The grainy sound of the double bass makes for a briefly mysterious start to Dvořák’s Op.77 String Quintet. This is a form that the composer mastered, the first to do so since Mendelssohn, and his first mature work in the form predates that of Brahms by seven years. Not only that, but Dvořák was able to work the possibilities of using five stringed instruments, using the conventional instrumenatation of two violins, two violas and cello in his first published work, the A minor quartet Op.1, and also in his later Op.97 work, shot through as it is with old American-inspired melodies.
Op.77, however, is more radical for its inclusion of a double bass, and this new recording from Berlin does it proud. It has all the attributes a successful Dvořák interpretation should have – vibrant rhythms, feeling but not too much sentiment in the slow movement, and a rugged texture in the first movement in particular, with the extra weight offered by the bass section fully exploited. It also inflects Dvořák’s melodies with authentic charm and resoluteness, meaning the performance carries some real substance.

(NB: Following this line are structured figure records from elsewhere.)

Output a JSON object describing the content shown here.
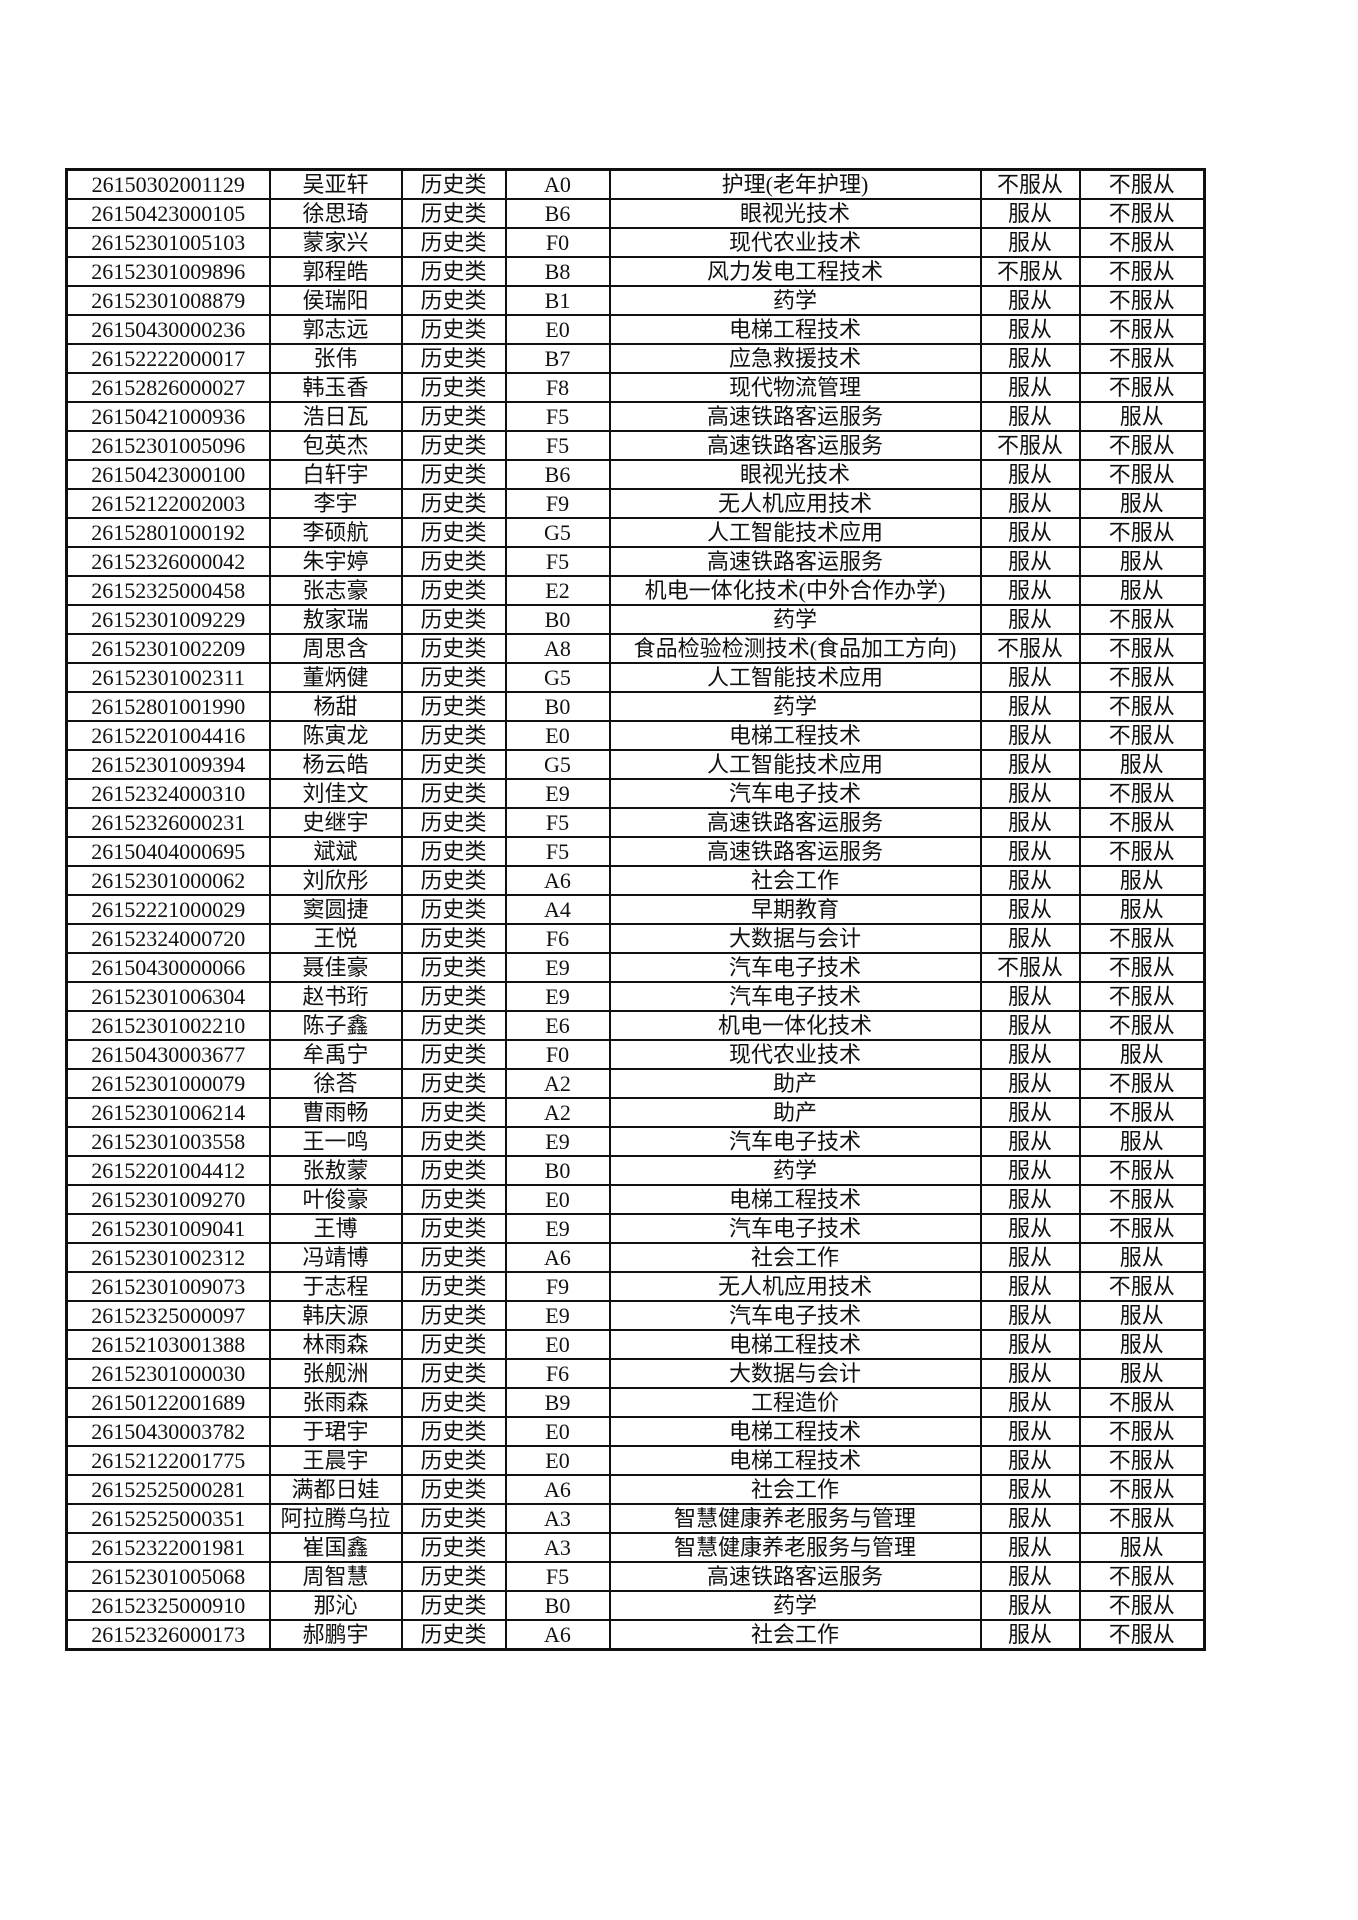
{
  "table": {
    "rows": [
      [
        "26150302001129",
        "吴亚轩",
        "历史类",
        "A0",
        "护理(老年护理)",
        "不服从",
        "不服从"
      ],
      [
        "26150423000105",
        "徐思琦",
        "历史类",
        "B6",
        "眼视光技术",
        "服从",
        "不服从"
      ],
      [
        "26152301005103",
        "蒙家兴",
        "历史类",
        "F0",
        "现代农业技术",
        "服从",
        "不服从"
      ],
      [
        "26152301009896",
        "郭程皓",
        "历史类",
        "B8",
        "风力发电工程技术",
        "不服从",
        "不服从"
      ],
      [
        "26152301008879",
        "侯瑞阳",
        "历史类",
        "B1",
        "药学",
        "服从",
        "不服从"
      ],
      [
        "26150430000236",
        "郭志远",
        "历史类",
        "E0",
        "电梯工程技术",
        "服从",
        "不服从"
      ],
      [
        "26152222000017",
        "张伟",
        "历史类",
        "B7",
        "应急救援技术",
        "服从",
        "不服从"
      ],
      [
        "26152826000027",
        "韩玉香",
        "历史类",
        "F8",
        "现代物流管理",
        "服从",
        "不服从"
      ],
      [
        "26150421000936",
        "浩日瓦",
        "历史类",
        "F5",
        "高速铁路客运服务",
        "服从",
        "服从"
      ],
      [
        "26152301005096",
        "包英杰",
        "历史类",
        "F5",
        "高速铁路客运服务",
        "不服从",
        "不服从"
      ],
      [
        "26150423000100",
        "白轩宇",
        "历史类",
        "B6",
        "眼视光技术",
        "服从",
        "不服从"
      ],
      [
        "26152122002003",
        "李宇",
        "历史类",
        "F9",
        "无人机应用技术",
        "服从",
        "服从"
      ],
      [
        "26152801000192",
        "李硕航",
        "历史类",
        "G5",
        "人工智能技术应用",
        "服从",
        "不服从"
      ],
      [
        "26152326000042",
        "朱宇婷",
        "历史类",
        "F5",
        "高速铁路客运服务",
        "服从",
        "服从"
      ],
      [
        "26152325000458",
        "张志豪",
        "历史类",
        "E2",
        "机电一体化技术(中外合作办学)",
        "服从",
        "服从"
      ],
      [
        "26152301009229",
        "敖家瑞",
        "历史类",
        "B0",
        "药学",
        "服从",
        "不服从"
      ],
      [
        "26152301002209",
        "周思含",
        "历史类",
        "A8",
        "食品检验检测技术(食品加工方向)",
        "不服从",
        "不服从"
      ],
      [
        "26152301002311",
        "董炳健",
        "历史类",
        "G5",
        "人工智能技术应用",
        "服从",
        "不服从"
      ],
      [
        "26152801001990",
        "杨甜",
        "历史类",
        "B0",
        "药学",
        "服从",
        "不服从"
      ],
      [
        "26152201004416",
        "陈寅龙",
        "历史类",
        "E0",
        "电梯工程技术",
        "服从",
        "不服从"
      ],
      [
        "26152301009394",
        "杨云皓",
        "历史类",
        "G5",
        "人工智能技术应用",
        "服从",
        "服从"
      ],
      [
        "26152324000310",
        "刘佳文",
        "历史类",
        "E9",
        "汽车电子技术",
        "服从",
        "不服从"
      ],
      [
        "26152326000231",
        "史继宇",
        "历史类",
        "F5",
        "高速铁路客运服务",
        "服从",
        "不服从"
      ],
      [
        "26150404000695",
        "斌斌",
        "历史类",
        "F5",
        "高速铁路客运服务",
        "服从",
        "不服从"
      ],
      [
        "26152301000062",
        "刘欣彤",
        "历史类",
        "A6",
        "社会工作",
        "服从",
        "服从"
      ],
      [
        "26152221000029",
        "窦圆捷",
        "历史类",
        "A4",
        "早期教育",
        "服从",
        "服从"
      ],
      [
        "26152324000720",
        "王悦",
        "历史类",
        "F6",
        "大数据与会计",
        "服从",
        "不服从"
      ],
      [
        "26150430000066",
        "聂佳豪",
        "历史类",
        "E9",
        "汽车电子技术",
        "不服从",
        "不服从"
      ],
      [
        "26152301006304",
        "赵书珩",
        "历史类",
        "E9",
        "汽车电子技术",
        "服从",
        "不服从"
      ],
      [
        "26152301002210",
        "陈子鑫",
        "历史类",
        "E6",
        "机电一体化技术",
        "服从",
        "不服从"
      ],
      [
        "26150430003677",
        "牟禹宁",
        "历史类",
        "F0",
        "现代农业技术",
        "服从",
        "服从"
      ],
      [
        "26152301000079",
        "徐荅",
        "历史类",
        "A2",
        "助产",
        "服从",
        "不服从"
      ],
      [
        "26152301006214",
        "曹雨畅",
        "历史类",
        "A2",
        "助产",
        "服从",
        "不服从"
      ],
      [
        "26152301003558",
        "王一鸣",
        "历史类",
        "E9",
        "汽车电子技术",
        "服从",
        "服从"
      ],
      [
        "26152201004412",
        "张敖蒙",
        "历史类",
        "B0",
        "药学",
        "服从",
        "不服从"
      ],
      [
        "26152301009270",
        "叶俊豪",
        "历史类",
        "E0",
        "电梯工程技术",
        "服从",
        "不服从"
      ],
      [
        "26152301009041",
        "王博",
        "历史类",
        "E9",
        "汽车电子技术",
        "服从",
        "不服从"
      ],
      [
        "26152301002312",
        "冯靖博",
        "历史类",
        "A6",
        "社会工作",
        "服从",
        "服从"
      ],
      [
        "26152301009073",
        "于志程",
        "历史类",
        "F9",
        "无人机应用技术",
        "服从",
        "不服从"
      ],
      [
        "26152325000097",
        "韩庆源",
        "历史类",
        "E9",
        "汽车电子技术",
        "服从",
        "服从"
      ],
      [
        "26152103001388",
        "林雨森",
        "历史类",
        "E0",
        "电梯工程技术",
        "服从",
        "服从"
      ],
      [
        "26152301000030",
        "张舰洲",
        "历史类",
        "F6",
        "大数据与会计",
        "服从",
        "服从"
      ],
      [
        "26150122001689",
        "张雨森",
        "历史类",
        "B9",
        "工程造价",
        "服从",
        "不服从"
      ],
      [
        "26150430003782",
        "于珺宇",
        "历史类",
        "E0",
        "电梯工程技术",
        "服从",
        "不服从"
      ],
      [
        "26152122001775",
        "王晨宇",
        "历史类",
        "E0",
        "电梯工程技术",
        "服从",
        "不服从"
      ],
      [
        "26152525000281",
        "满都日娃",
        "历史类",
        "A6",
        "社会工作",
        "服从",
        "不服从"
      ],
      [
        "26152525000351",
        "阿拉腾乌拉",
        "历史类",
        "A3",
        "智慧健康养老服务与管理",
        "服从",
        "不服从"
      ],
      [
        "26152322001981",
        "崔国鑫",
        "历史类",
        "A3",
        "智慧健康养老服务与管理",
        "服从",
        "服从"
      ],
      [
        "26152301005068",
        "周智慧",
        "历史类",
        "F5",
        "高速铁路客运服务",
        "服从",
        "不服从"
      ],
      [
        "26152325000910",
        "那沁",
        "历史类",
        "B0",
        "药学",
        "服从",
        "不服从"
      ],
      [
        "26152326000173",
        "郝鹏宇",
        "历史类",
        "A6",
        "社会工作",
        "服从",
        "不服从"
      ]
    ]
  }
}
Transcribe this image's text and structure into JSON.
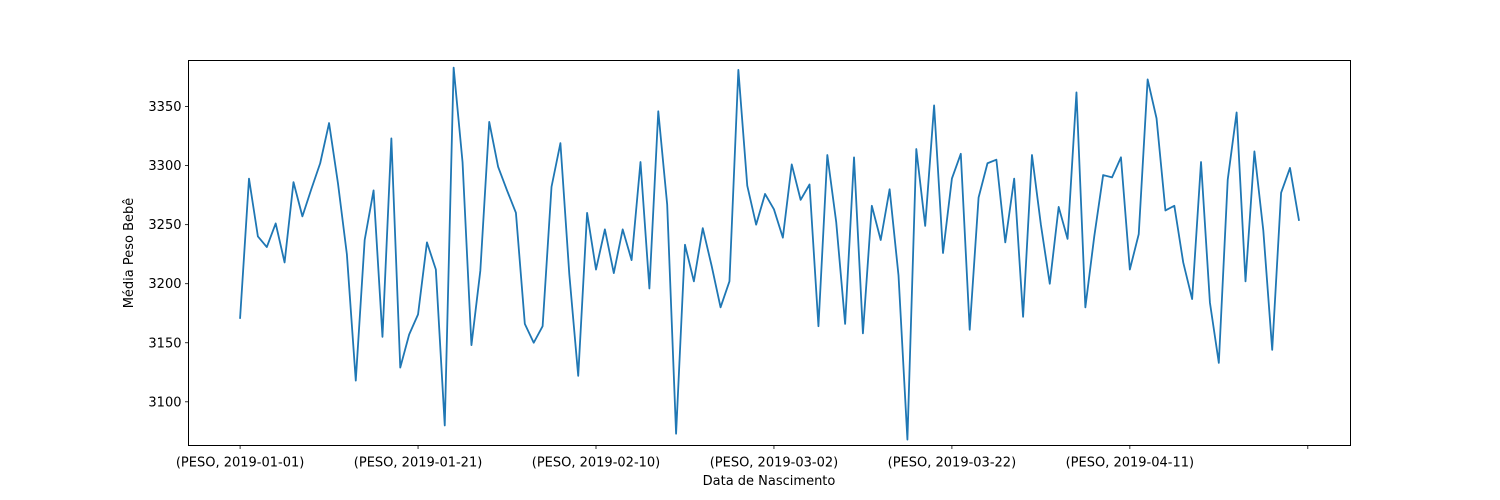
{
  "chart_data": {
    "type": "line",
    "title": "",
    "xlabel": "Data de Nascimento",
    "ylabel": "Média Peso Bebê",
    "x_start_date": "2019-01-01",
    "x_tick_labels": [
      "(PESO, 2019-01-01)",
      "(PESO, 2019-01-21)",
      "(PESO, 2019-02-10)",
      "(PESO, 2019-03-02)",
      "(PESO, 2019-03-22)",
      "(PESO, 2019-04-11)",
      ""
    ],
    "x_tick_days": [
      0,
      20,
      40,
      60,
      80,
      100,
      120
    ],
    "y_ticks": [
      3100,
      3150,
      3200,
      3250,
      3300,
      3350
    ],
    "ylim": [
      3063,
      3389
    ],
    "xlim": [
      -5.8,
      124.8
    ],
    "grid": false,
    "legend": "none",
    "line_color": "#1f77b4",
    "series": [
      {
        "values": [
          3171,
          3289,
          3240,
          3231,
          3251,
          3218,
          3286,
          3257,
          3280,
          3302,
          3336,
          3285,
          3225,
          3118,
          3237,
          3279,
          3155,
          3323,
          3129,
          3157,
          3174,
          3235,
          3212,
          3080,
          3383,
          3303,
          3148,
          3211,
          3337,
          3299,
          3279,
          3260,
          3166,
          3150,
          3164,
          3282,
          3319,
          3208,
          3122,
          3260,
          3212,
          3246,
          3209,
          3246,
          3220,
          3303,
          3196,
          3346,
          3267,
          3073,
          3233,
          3202,
          3247,
          3215,
          3180,
          3202,
          3381,
          3283,
          3250,
          3276,
          3263,
          3239,
          3301,
          3271,
          3284,
          3164,
          3309,
          3252,
          3166,
          3307,
          3158,
          3266,
          3237,
          3280,
          3207,
          3068,
          3314,
          3249,
          3351,
          3226,
          3289,
          3310,
          3161,
          3273,
          3302,
          3305,
          3235,
          3289,
          3172,
          3309,
          3250,
          3200,
          3265,
          3238,
          3362,
          3180,
          3240,
          3292,
          3290,
          3307,
          3212,
          3242,
          3373,
          3340,
          3262,
          3266,
          3218,
          3187,
          3303,
          3184,
          3133,
          3288,
          3345,
          3202,
          3312,
          3245,
          3144,
          3277,
          3298,
          3254
        ]
      }
    ]
  }
}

As with much of this composer’s output, the melodies are the strong point, a facet the Berliners never fail to bring home. The motif of two chords that determines the music’s direction in the first movement is well played on each occurrence, the key to each of the sections that follow, while there are some beautiful moments of duet playing between the violinists Thomas Timm and Romano Tommasini. There is a nice heft to the chords in the Scherzo, too, though this is in part checked by a heavy pull on the breaks before the trio, which itself feels a bit slow to start with.
The accompanying pieces include the Nocturne, more often heard for string orchestra. Here it has a lovely weight and poise, not too much on the schmaltz but still beautifully romantic, with softly murmuring inner parts. It is well caught by the engineers, too – close but not too personal.
The only regret is that the quintet miss an opportunity to include Dvořák’s other masterpiece in the form, the Op.97 Quintet in E flat major. Instead we get the Scherzo which makes for a nice complement on the back of the Nocturne in the same key, but feels like short change indeed when the disc ends at just over 45 minutes. There would have been plenty of room to include the full work, despite its different instrumentation – but here the Scherzo is rather pointlessly arranged for the quintet with the bass. Well performed as it is, it feels like a loose end.
Hopefully the Berlin Philharmonic Quintet will redress this balance with a disc of that work and the Op.1 – both of which provide illustrations of an aptitude for string writing that served Dvořák well throughout his compositional career. All the quintets deserve more air time – so this new recording helps that cause!